PLoS Comput Biol. 2024 Nov 7;20(11):e1012570. doi: 10.1371/journal.pcbi.1012570. eCollection 2024 Nov.
2
Asciminib, a novel allosteric inhibitor of BCR-ABL1, shows synergistic effects when used in combination with imatinib with or without drug resistance.ASCIMIB,一种新型的 BCR-ABL1 变构抑制剂,与伊马替尼联合使用时具有协同作用,无论是否存在耐药性。
Pharmacol Res Perspect. 2024 Aug;12(4):e1214. doi: 10.1002/prp2.1214.
3
Combination therapies with ponatinib and asciminib in a preclinical model of chronic myeloid leukemia blast crisis with compound mutations.
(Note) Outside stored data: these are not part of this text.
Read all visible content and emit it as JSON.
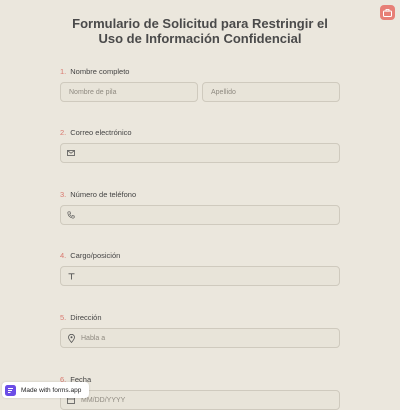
{
  "form": {
    "title": "Formulario de Solicitud para Restringir el Uso de Información Confidencial",
    "fields": [
      {
        "number": "1.",
        "label": "Nombre completo",
        "first_placeholder": "Nombre de pila",
        "last_placeholder": "Apellido"
      },
      {
        "number": "2.",
        "label": "Correo electrónico",
        "icon": "envelope-icon",
        "placeholder": ""
      },
      {
        "number": "3.",
        "label": "Número de teléfono",
        "icon": "phone-icon",
        "placeholder": ""
      },
      {
        "number": "4.",
        "label": "Cargo/posición",
        "icon": "text-icon",
        "placeholder": ""
      },
      {
        "number": "5.",
        "label": "Dirección",
        "icon": "location-pin-icon",
        "placeholder": "Habla a"
      },
      {
        "number": "6.",
        "label": "Fecha",
        "icon": "calendar-icon",
        "placeholder": "MM/DD/YYYY"
      }
    ]
  },
  "header": {
    "corner_icon": "briefcase-icon"
  },
  "badge": {
    "label": "Made with forms.app",
    "icon": "forms-app-logo"
  },
  "colors": {
    "background": "#ebe7dd",
    "accent": "#e77f76",
    "number": "#d9786e",
    "input_border": "#cfcabe"
  }
}
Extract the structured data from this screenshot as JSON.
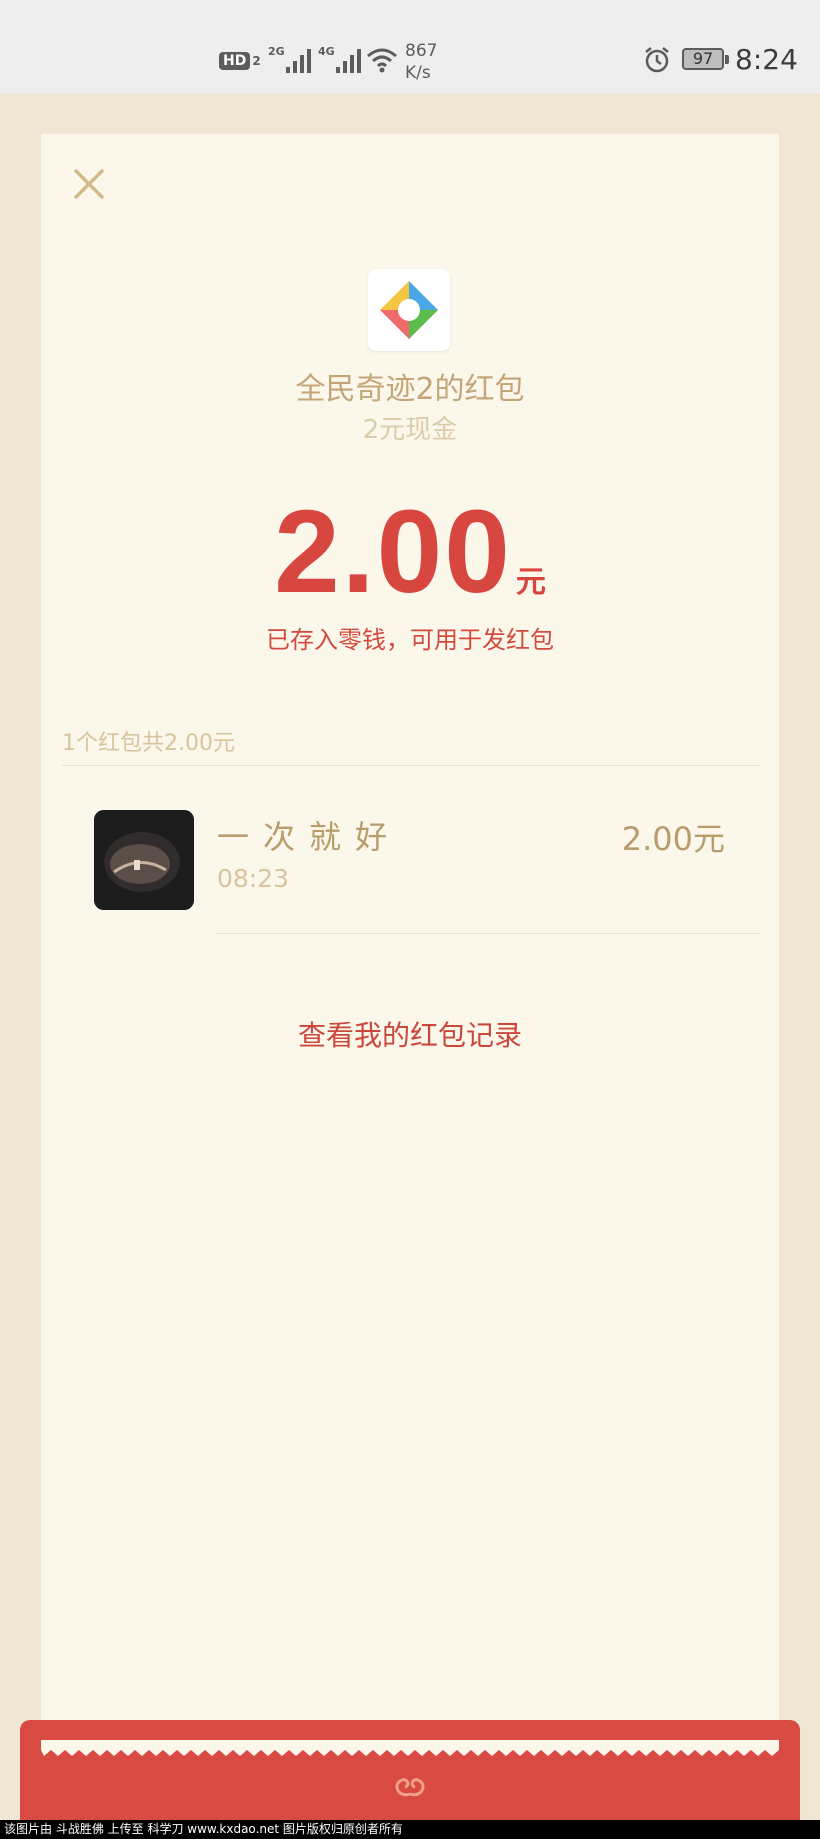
{
  "status_bar": {
    "hd_label": "HD",
    "hd_sim": "2",
    "sim1_network": "2G",
    "sim2_network": "4G",
    "speed_value": "867",
    "speed_unit": "K/s",
    "battery_level": "97",
    "time": "8:24"
  },
  "redpacket": {
    "sender_title": "全民奇迹2的红包",
    "subtitle": "2元现金",
    "amount": "2.00",
    "amount_unit": "元",
    "note": "已存入零钱，可用于发红包",
    "summary": "1个红包共2.00元",
    "records": [
      {
        "nickname": "一次就好",
        "time": "08:23",
        "amount": "2.00元"
      }
    ],
    "view_records_link": "查看我的红包记录"
  },
  "colors": {
    "accent_red": "#d8473f",
    "gold_text": "#b79d6c",
    "card_bg": "#fcf7eb",
    "page_bg": "#efe6d4"
  },
  "icons": {
    "close": "close-icon",
    "app": "app-logo-icon",
    "footer": "redpacket-footer-logo-icon"
  },
  "watermark": "该图片由 斗战胜佛 上传至 科学刀 www.kxdao.net 图片版权归原创者所有"
}
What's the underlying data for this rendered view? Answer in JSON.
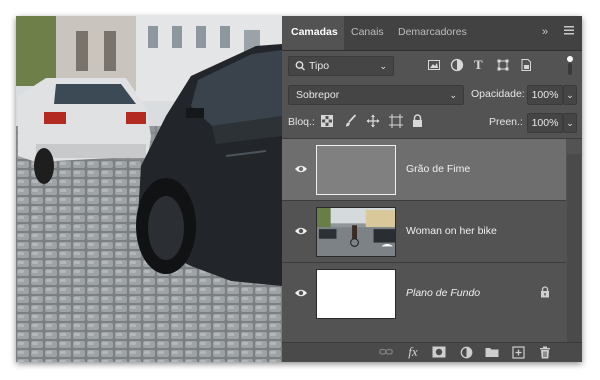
{
  "tabs": [
    {
      "label": "Camadas",
      "active": true
    },
    {
      "label": "Canais",
      "active": false
    },
    {
      "label": "Demarcadores",
      "active": false
    }
  ],
  "filter": {
    "kind_label": "Tipo"
  },
  "blend": {
    "mode": "Sobrepor",
    "opacity_label": "Opacidade:",
    "opacity_value": "100%"
  },
  "lock": {
    "label": "Bloq.:",
    "fill_label": "Preen.:",
    "fill_value": "100%"
  },
  "layers": [
    {
      "name": "Grão de Fime",
      "selected": true,
      "visible": true
    },
    {
      "name": "Woman on her bike",
      "selected": false,
      "visible": true
    },
    {
      "name": "Plano de Fundo",
      "selected": false,
      "visible": true,
      "locked": true,
      "italic": true
    }
  ],
  "colors": {
    "panel_bg": "#535353",
    "tab_bg": "#424242",
    "selected_layer": "#6e6e6e",
    "gray_fill": "#808080"
  }
}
在伴有复合突变的慢性髓性白血病急变期临床前模型中,泊那替尼与阿伐替尼的联合疗法。
Leukemia. 2024 Jun;38(6):1415-1418. doi: 10.1038/s41375-024-02248-0. Epub 2024 Apr 13.
4
Combining IC or Values from Different Sources Is a Source of Significant Noise.合并来自不同来源的IC或值是显著噪声的一个来源。
J Chem Inf Model. 2024 Mar 11;64(5):1560-1567. doi: 10.1021/acs.jcim.4c00049. Epub 2024 Feb 23.
5
In vitro evidence of synergistic efficacy with asciminib combined with reduced dose of ATP-binding pocket tyrosine kinase inhibitors according to the ABL1 kinase domain mutation profile.根据ABL1激酶结构域突变谱,阿斯科利尼布与降低剂量的ATP结合口袋酪氨酸激酶抑制剂联合使用具有协同疗效的体外证据。
Leukemia. 2024 Feb;38(2):412-415. doi: 10.1038/s41375-023-02122-5. Epub 2023 Dec 28.
6
Management of chronic myeloid leukemia in 2023 - common ground and common sense.2023 年慢性髓性白血病的管理——共识与常理。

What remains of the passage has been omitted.